By COREY LEBLANC
We have an image problem: a great many see us as narcissistic, digitally native, selfie-obsessed, glass-half-empty layabouts.
As a generation defined by our date of birth and our imposed digital awareness, we millennials shouldn’t have to carry this stereotype without some sort of rebuttal.
Many post-secondary students who fall into the millennial demographic manage to balance school, social life, relationships, home life, all the while keeping themselves from bursting at the seams.
Countless numbers of us are breaking our backs day in and day out trying to balance the many facets of life. So why all of the sudden did we get this bad rep for being born into a gap generation?
We didn’t. Our parents did, they grew up in the golden age of the world. Their parents had jobs, good benefits and a good pension. The Canadian dream was alive and well, plus every kid on the block was going to be the next Jon Bon Jovi.
The generation that came before them, the baby-boomers, grew up in the most prosperous generation of the modern era. Many well-paying jobs didn’t require advanced education. Teens were dropping out of high school and entering the workforce with full-time hours, pension and benefits out the wazoo.
Generation X and Y grew up with some of that same mentality, but the culture changed. While most of generation X escaped by their teeth, generation Y missed the busload of jobs that needed to be filled and jobs that were in a up-and-coming industry.
That’s not to say all was lost.
High school drop-out rates, which were at roughly 17per cent in 1990-1991, now sit at 8%. Unemployment rates from 1988 to 1994 rose from 7.7 per cent to 11.1per cent. That’s six years in which most of our parents, Generation Y, would have been reaching adulthood.
Today the number hovers around 7.4 per cent. A recovering economy could have played in on our elder’s sudden lack of jobs, but the fact remains; the general public aged older than 40 saw the 20-somethings to be lazy and ungrateful.
Those people have since aged to be 70 and have been trained to associate the 20-somethings to be unemployed shmucks.
Next time you see an elderly person glare at some teenagers in the mall, just know that it’s your parents’ fault.
It’s also important to note that the term “millennial” is loosely defined as a person who reaches adulthood around the year 2000 and while there are no specific guidelines to the generation, millennials are born between 1980 and 1994.
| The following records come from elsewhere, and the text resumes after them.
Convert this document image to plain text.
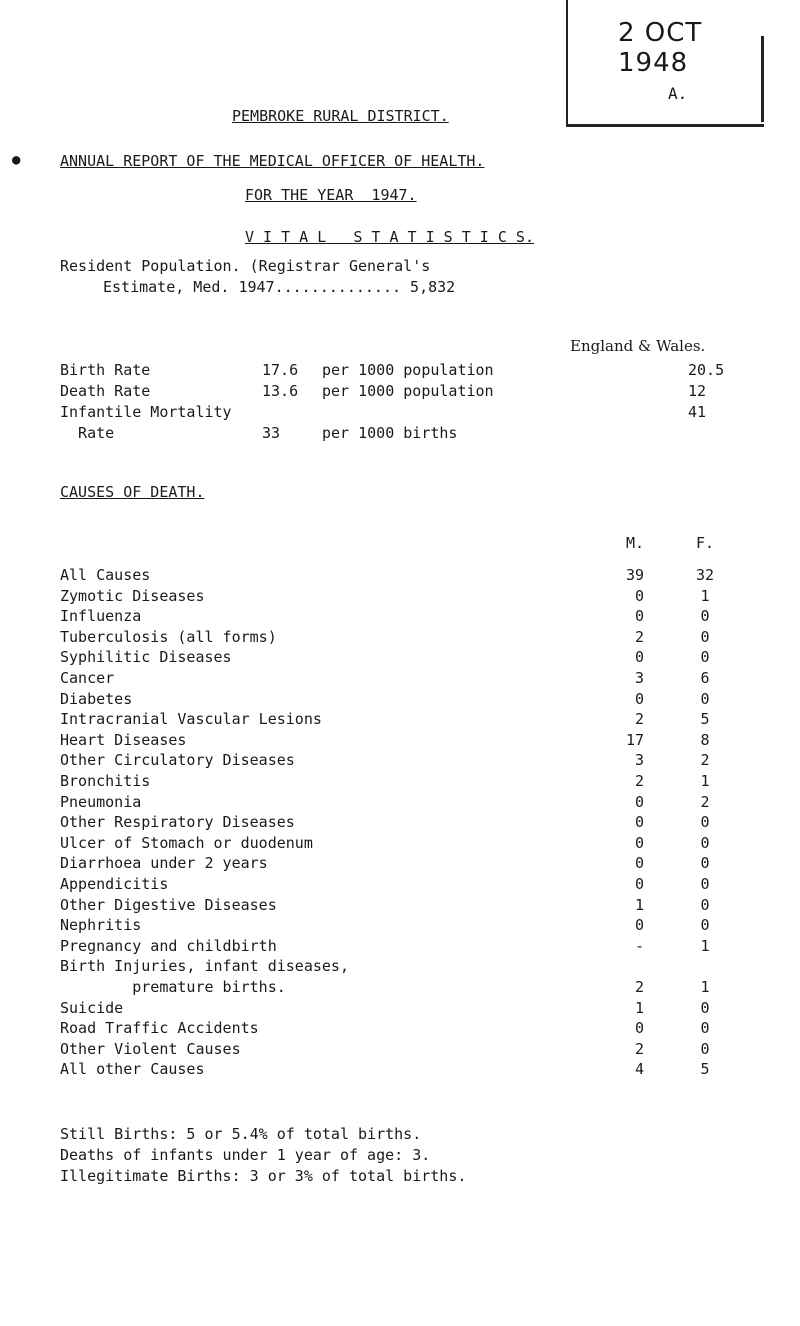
2 OCT 1948
A.
PEMBROKE RURAL DISTRICT.
●	ANNUAL REPORT OF THE MEDICAL OFFICER OF HEALTH.
FOR THE YEAR  1947.
V I T A L   S T A T I S T I C S.
Resident Population. (Registrar General's
Estimate, Med. 1947.............. 5,832
England & Wales.
Birth Rate	17.6 per 1000 population	20.5
Death Rate	13.6 per 1000 population	12
Infantile Mortality	41
Rate	33	per 1000 births
CAUSES OF DEATH.
M.	F.
All Causes	39	32
Zymotic Diseases	0	1
Influenza	0	0
Tuberculosis (all forms)	2	0
Syphilitic Diseases	0	0
Cancer	3	6
Diabetes	0	0
Intracranial Vascular Lesions	2	5
Heart Diseases	17	8
Other Circulatory Diseases	3	2
Bronchitis	2	1
Pneumonia	0	2
Other Respiratory Diseases	0	0
Ulcer of Stomach or duodenum	0	0
Diarrhoea under 2 years	0	0
Appendicitis	0	0
Other Digestive Diseases	1	0
Nephritis	0	0
Pregnancy and childbirth	-	1
Birth Injuries, infant diseases,
premature births.	2	1
Suicide	1	0
Road Traffic Accidents	0	0
Other Violent Causes	2	0
All other Causes	4	5
Still Births: 5 or 5.4% of total births.
Deaths of infants under 1 year of age: 3.
Illegitimate Births: 3 or 3% of total births.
However, most of us were three feet tall in the year 2000 and not even close to adulthood. Therefore, it’s more appropriate for the on-the-brink millennials to break free from the stereotype and forever be known as Generation Z.
It suits us better. We need to be defined as the generation that worked hard and succeeded in transforming the culture of our nation. Hasn’t it already begun? The youth is taking over and it’s not simply because of “creative thinking”. Generation Z is simply working harder than the former.
We’re coming out of school $25,000 in debt on average. We’re battling a very competitive job market and we’re working at Walmart on the side until we can finally get a nine-to-five job that puts food on the table.
The millennials aren’t to blame. They know the struggles of the world as we do. It’s the connotation associated with their name that makes them difficult to stand by. Society has forsaken them to forever be known as the “gap generation.”
We shouldn’t so much reject the millennials as much as we should remove the black omen above them.